Heightened impulsivity is a feature of some psychiatric disorders, including addiction, that also have sex-specific patterns of expression. The relationship between addiction and impulsivity may be driven by drug-induced changes in behavior caused by long term adaptations in signaling within the medial prefrontal cortex (mPFC). Here, we used a response inhibition task that is sensitive to changes in mPFC function to examine the effects of sex and exposure to amphetamine (AMPH) on impulsive action and vigilance. We also examined drug-induced alterations in glutamatergic and dopaminergic signaling through challenge injections with the NMDA receptor antagonist MK-801 (dizocilpine) and AMPH. Male and female Sprague Dawley rats were injected (i.p.) with saline or 3 mg/kg AMPH every other day during adolescence (postnatal day (P) 27–45) or adulthood (P85–103).

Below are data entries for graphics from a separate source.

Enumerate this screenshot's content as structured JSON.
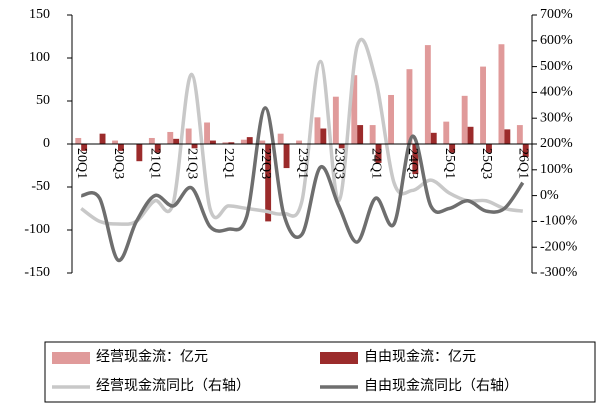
{
  "chart_data": {
    "type": "bar-line",
    "categories": [
      "20Q1",
      null,
      "20Q3",
      null,
      "21Q1",
      null,
      "21Q3",
      null,
      "22Q1",
      null,
      "22Q3",
      null,
      "23Q1",
      null,
      "23Q3",
      null,
      "24Q1",
      null,
      "24Q3",
      null,
      "25Q1",
      null,
      "25Q3",
      null,
      "26Q1"
    ],
    "series": [
      {
        "name": "经营现金流：亿元",
        "color": "#e09a9a",
        "kind": "bar",
        "values": [
          7,
          0,
          4,
          0,
          7,
          14,
          18,
          25,
          2,
          5,
          4,
          12,
          4,
          31,
          55,
          80,
          22,
          57,
          87,
          115,
          26,
          56,
          90,
          116,
          22
        ]
      },
      {
        "name": "自由现金流：亿元",
        "color": "#9b2b2b",
        "kind": "bar",
        "values": [
          -8,
          12,
          -8,
          -20,
          -10,
          6,
          -5,
          4,
          2,
          8,
          -90,
          -28,
          0,
          18,
          -5,
          22,
          -22,
          0,
          -35,
          13,
          -10,
          20,
          -10,
          17,
          -15
        ]
      },
      {
        "name": "经营现金流同比（右轴）",
        "color": "#c8c8c8",
        "kind": "line",
        "axis": "y2",
        "values": [
          -50,
          -100,
          -110,
          -100,
          -20,
          -30,
          470,
          -50,
          -40,
          -50,
          -60,
          -70,
          -20,
          520,
          -20,
          580,
          450,
          50,
          20,
          60,
          10,
          -20,
          -20,
          -50,
          -60
        ]
      },
      {
        "name": "自由现金流同比（右轴）",
        "color": "#6e6e6e",
        "kind": "line",
        "axis": "y2",
        "values": [
          0,
          -10,
          -250,
          -100,
          0,
          -40,
          30,
          -120,
          -130,
          -80,
          340,
          -70,
          -150,
          110,
          -40,
          -180,
          -10,
          -110,
          230,
          -40,
          -50,
          -20,
          -60,
          -50,
          50
        ]
      }
    ],
    "ylim": [
      -150,
      150
    ],
    "yticks": [
      -150,
      -100,
      -50,
      0,
      50,
      100,
      150
    ],
    "y2lim": [
      -300,
      700
    ],
    "y2ticks": [
      {
        "value": -300,
        "label": "-300%"
      },
      {
        "value": -200,
        "label": "-200%"
      },
      {
        "value": -100,
        "label": "-100%"
      },
      {
        "value": 0,
        "label": "0%"
      },
      {
        "value": 100,
        "label": "100%"
      },
      {
        "value": 200,
        "label": "200%"
      },
      {
        "value": 300,
        "label": "300%"
      },
      {
        "value": 400,
        "label": "400%"
      },
      {
        "value": 500,
        "label": "500%"
      },
      {
        "value": 600,
        "label": "600%"
      },
      {
        "value": 700,
        "label": "700%"
      }
    ]
  }
}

Starting on P125–135, rats were tested for their ability to lever press for a food reward during periods of signaled availability and withhold responding during a “premature response” phase. In experiment 1, rats received challenge injections (i.p.) of MK-801 and AMPH followed by tests of task performance and locomotor activity. In experiment 2, rats received intra-mPFC infusion of MK-801. We found that females had better inhibitory control and poorer vigilance than males and that AMPH exposure had both sex- and age-of-exposure dependent effects on impulsivity. Systemic drug challenges disrupted task performance, particularly in females, and increased impulsivity while intra-mPFC infusions had modest effects. AMPH exposure did not affect responses to drug challenges. Together, these results suggest that sex mediates both trait and drug-induced impulsivity.